Resulta extraño, sabe. Cuando estaba de viaje en Sudamérica, unas personas de la embajada japonesa en Colombia me invitaron a un karaoke. Íbamos a volver al día siguiente, pero en el último momento les propuse cambiar de lugar. Ese mismo día una bomba hizo saltar el local por los aires. Cuando volví a casa, respiré aliviado: «Al menos Japón es un país seguro», pensé. Al día siguiente ocurrió el atentado. (Risas.) ¡Qué ironía! No, hablando en serio, en Sudamérica, en el sudeste asiático, la muerte siempre anda cerca. Para ellos es algo cotidiano, no como en Japón.
Le digo honestamente que el día después del atentado le pedí el divorcio a mi mujer. Estábamos mal desde hacía tiempo y durante el viaje le había ido dando vueltas al asunto. Había tomado la decisión de decírselo nada más regresar a casa y, justo en ese momento, me pilló el atentado. A pesar de la gravedad de lo sucedido, ella apenas me hablaba. Llamé a casa desde la oficina para explicarle lo ocurrido, cómo me encontraba, en fin, todos los detalles. Casi no reaccionó. Es posible que no lograse hacerse una idea exacta de lo que había pasado, pero en ese momento me di cuenta de que habíamos llegado a un punto de no retorno. O quizás el estado en el que yo me encontraba me hacía verlo así. Sí, es probable que más bien se tratara de eso. Abordé el asunto sin más dilación y le pedí el divorcio. Si no hubiera ocurrido el atentado, no lo habría hecho tan de improviso. Puede incluso que no le hubiera dicho nada. Fue un gran impacto que desencadenó muchas cosas.

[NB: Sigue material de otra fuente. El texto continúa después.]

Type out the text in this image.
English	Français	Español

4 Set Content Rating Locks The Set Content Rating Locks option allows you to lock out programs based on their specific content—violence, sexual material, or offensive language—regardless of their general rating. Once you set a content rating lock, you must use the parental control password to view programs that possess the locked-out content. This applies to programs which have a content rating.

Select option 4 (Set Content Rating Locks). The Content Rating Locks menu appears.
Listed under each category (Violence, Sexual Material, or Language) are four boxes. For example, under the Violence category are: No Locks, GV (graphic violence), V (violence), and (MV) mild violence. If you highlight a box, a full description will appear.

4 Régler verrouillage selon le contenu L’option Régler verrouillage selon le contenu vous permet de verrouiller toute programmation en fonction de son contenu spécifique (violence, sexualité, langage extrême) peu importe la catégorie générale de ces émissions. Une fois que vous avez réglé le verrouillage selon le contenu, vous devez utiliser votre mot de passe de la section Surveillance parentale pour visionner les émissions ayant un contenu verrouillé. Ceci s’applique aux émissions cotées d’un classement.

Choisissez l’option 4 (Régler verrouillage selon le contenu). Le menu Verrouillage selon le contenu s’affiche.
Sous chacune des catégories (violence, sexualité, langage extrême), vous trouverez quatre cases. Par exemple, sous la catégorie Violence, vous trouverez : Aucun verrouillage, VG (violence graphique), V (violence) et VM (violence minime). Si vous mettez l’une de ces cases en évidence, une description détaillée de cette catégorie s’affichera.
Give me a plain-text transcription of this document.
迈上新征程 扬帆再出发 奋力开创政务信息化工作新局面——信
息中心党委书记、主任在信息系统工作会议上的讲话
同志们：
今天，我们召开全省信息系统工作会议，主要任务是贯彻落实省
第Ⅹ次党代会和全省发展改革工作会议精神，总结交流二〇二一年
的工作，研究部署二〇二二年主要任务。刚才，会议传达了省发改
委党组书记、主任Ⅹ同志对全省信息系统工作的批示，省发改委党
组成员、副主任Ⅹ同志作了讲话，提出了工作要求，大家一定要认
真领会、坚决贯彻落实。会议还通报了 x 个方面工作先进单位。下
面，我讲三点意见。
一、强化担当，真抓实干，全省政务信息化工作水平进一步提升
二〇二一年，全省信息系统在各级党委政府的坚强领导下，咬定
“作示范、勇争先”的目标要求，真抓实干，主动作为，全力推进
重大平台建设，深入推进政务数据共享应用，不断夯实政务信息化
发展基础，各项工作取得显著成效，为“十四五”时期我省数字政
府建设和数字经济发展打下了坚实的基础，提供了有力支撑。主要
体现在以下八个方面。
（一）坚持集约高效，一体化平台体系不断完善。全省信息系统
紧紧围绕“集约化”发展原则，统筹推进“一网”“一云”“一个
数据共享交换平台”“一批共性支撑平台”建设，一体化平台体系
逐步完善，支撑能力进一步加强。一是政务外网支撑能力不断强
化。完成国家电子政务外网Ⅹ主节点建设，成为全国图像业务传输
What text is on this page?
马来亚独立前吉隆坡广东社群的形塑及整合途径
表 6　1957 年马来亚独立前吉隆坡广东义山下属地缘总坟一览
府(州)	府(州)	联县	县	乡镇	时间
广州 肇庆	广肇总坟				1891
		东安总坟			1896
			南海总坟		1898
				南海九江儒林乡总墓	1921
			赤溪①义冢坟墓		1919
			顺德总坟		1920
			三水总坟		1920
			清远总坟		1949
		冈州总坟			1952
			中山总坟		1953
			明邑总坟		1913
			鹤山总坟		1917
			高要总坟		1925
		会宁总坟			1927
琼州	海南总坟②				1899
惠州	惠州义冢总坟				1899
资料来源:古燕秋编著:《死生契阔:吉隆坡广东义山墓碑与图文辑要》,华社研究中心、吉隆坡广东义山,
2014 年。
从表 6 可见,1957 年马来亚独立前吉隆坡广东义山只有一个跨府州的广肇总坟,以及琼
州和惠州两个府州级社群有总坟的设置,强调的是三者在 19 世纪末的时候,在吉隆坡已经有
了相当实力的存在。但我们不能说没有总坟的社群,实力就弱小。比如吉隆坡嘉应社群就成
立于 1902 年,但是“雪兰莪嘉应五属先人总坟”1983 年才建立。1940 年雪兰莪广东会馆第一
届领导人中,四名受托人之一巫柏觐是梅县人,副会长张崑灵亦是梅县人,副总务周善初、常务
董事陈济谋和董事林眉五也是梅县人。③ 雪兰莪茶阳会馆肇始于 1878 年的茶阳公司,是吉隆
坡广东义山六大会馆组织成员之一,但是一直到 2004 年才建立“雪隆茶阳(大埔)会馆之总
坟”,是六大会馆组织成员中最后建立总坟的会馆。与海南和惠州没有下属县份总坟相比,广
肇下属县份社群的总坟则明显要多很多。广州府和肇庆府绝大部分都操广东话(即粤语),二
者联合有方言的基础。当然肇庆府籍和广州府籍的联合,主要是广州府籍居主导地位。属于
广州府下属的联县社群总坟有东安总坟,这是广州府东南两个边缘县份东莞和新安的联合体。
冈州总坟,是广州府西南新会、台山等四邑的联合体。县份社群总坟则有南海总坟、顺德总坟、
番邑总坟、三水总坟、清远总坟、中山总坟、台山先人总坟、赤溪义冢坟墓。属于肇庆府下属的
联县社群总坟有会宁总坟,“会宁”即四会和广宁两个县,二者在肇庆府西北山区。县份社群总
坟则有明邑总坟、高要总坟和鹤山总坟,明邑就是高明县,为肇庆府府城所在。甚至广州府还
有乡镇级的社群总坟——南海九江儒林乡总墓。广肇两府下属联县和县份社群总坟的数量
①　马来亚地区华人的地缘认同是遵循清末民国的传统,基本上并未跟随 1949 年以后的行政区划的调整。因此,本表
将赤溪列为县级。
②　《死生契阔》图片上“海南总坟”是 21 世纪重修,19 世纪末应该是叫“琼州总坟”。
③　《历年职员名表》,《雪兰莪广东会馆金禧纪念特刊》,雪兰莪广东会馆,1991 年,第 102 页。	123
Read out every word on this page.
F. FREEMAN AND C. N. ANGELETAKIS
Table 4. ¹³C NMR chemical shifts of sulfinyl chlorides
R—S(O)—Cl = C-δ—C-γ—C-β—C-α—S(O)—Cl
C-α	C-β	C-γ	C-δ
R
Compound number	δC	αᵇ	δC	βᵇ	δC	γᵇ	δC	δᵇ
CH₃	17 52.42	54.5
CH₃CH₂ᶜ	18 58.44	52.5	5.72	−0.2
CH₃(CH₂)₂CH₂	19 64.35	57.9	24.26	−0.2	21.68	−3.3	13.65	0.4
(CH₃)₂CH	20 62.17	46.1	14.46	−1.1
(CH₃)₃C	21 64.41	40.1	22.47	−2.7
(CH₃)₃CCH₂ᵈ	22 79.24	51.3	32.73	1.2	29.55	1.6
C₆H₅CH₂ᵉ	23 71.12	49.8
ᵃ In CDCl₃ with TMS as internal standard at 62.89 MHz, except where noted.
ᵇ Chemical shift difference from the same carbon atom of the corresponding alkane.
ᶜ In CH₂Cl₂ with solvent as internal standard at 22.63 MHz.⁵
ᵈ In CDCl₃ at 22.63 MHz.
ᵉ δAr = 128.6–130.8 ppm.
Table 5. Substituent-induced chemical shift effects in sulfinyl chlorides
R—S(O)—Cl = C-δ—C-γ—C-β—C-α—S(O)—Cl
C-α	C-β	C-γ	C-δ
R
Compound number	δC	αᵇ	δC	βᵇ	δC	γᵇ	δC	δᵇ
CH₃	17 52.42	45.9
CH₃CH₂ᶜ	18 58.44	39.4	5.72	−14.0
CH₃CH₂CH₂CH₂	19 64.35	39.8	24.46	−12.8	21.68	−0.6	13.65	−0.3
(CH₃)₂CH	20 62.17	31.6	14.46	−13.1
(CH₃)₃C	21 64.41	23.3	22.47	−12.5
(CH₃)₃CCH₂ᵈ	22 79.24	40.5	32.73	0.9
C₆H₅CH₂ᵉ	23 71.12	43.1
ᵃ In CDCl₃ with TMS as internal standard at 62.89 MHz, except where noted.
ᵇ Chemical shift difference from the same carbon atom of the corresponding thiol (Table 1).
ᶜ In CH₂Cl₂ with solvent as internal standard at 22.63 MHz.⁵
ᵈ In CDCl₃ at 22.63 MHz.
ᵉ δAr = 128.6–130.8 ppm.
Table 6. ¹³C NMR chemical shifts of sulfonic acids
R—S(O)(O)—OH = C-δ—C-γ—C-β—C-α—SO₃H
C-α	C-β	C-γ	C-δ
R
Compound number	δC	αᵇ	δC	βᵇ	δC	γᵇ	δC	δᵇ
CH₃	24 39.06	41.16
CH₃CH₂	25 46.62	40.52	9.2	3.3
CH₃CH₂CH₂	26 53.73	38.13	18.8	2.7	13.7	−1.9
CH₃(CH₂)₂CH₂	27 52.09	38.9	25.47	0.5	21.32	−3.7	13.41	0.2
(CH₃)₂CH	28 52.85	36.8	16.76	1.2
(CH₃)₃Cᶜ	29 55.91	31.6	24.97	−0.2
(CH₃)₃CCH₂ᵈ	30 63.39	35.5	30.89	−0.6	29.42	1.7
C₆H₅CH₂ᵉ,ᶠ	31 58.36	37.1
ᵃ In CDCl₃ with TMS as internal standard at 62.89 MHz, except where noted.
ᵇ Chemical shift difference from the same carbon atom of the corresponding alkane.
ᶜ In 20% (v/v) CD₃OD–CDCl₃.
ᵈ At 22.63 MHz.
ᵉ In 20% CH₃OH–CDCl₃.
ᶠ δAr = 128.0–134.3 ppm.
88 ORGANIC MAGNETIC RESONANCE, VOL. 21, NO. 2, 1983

La difícil situación familiar que vivía tenía como efecto que me olvidara de mí mismo, que no me diera importancia. Podía haber muerto aquel día y, de haberlo hecho, supongo que lo habría aceptado sin más: «Ha sido un accidente; no había nada que hacer».
No sé si lo puedo considerar una afición, pero he empezado a pintar y a hacer grabados. Un vecino mío es pintor profesional y voy de vez en cuando a su casa para que me enseñe. Si tengo tiempo, pinto por la noche. También los fines de semana. Me gusta la acuarela, los paisajes, los bodegones… Me relajo, me sirve para estar tranquilo. Me divierte hablar con otra gente a la que le gusta pintar. No me gusta nada hablar de langostinos.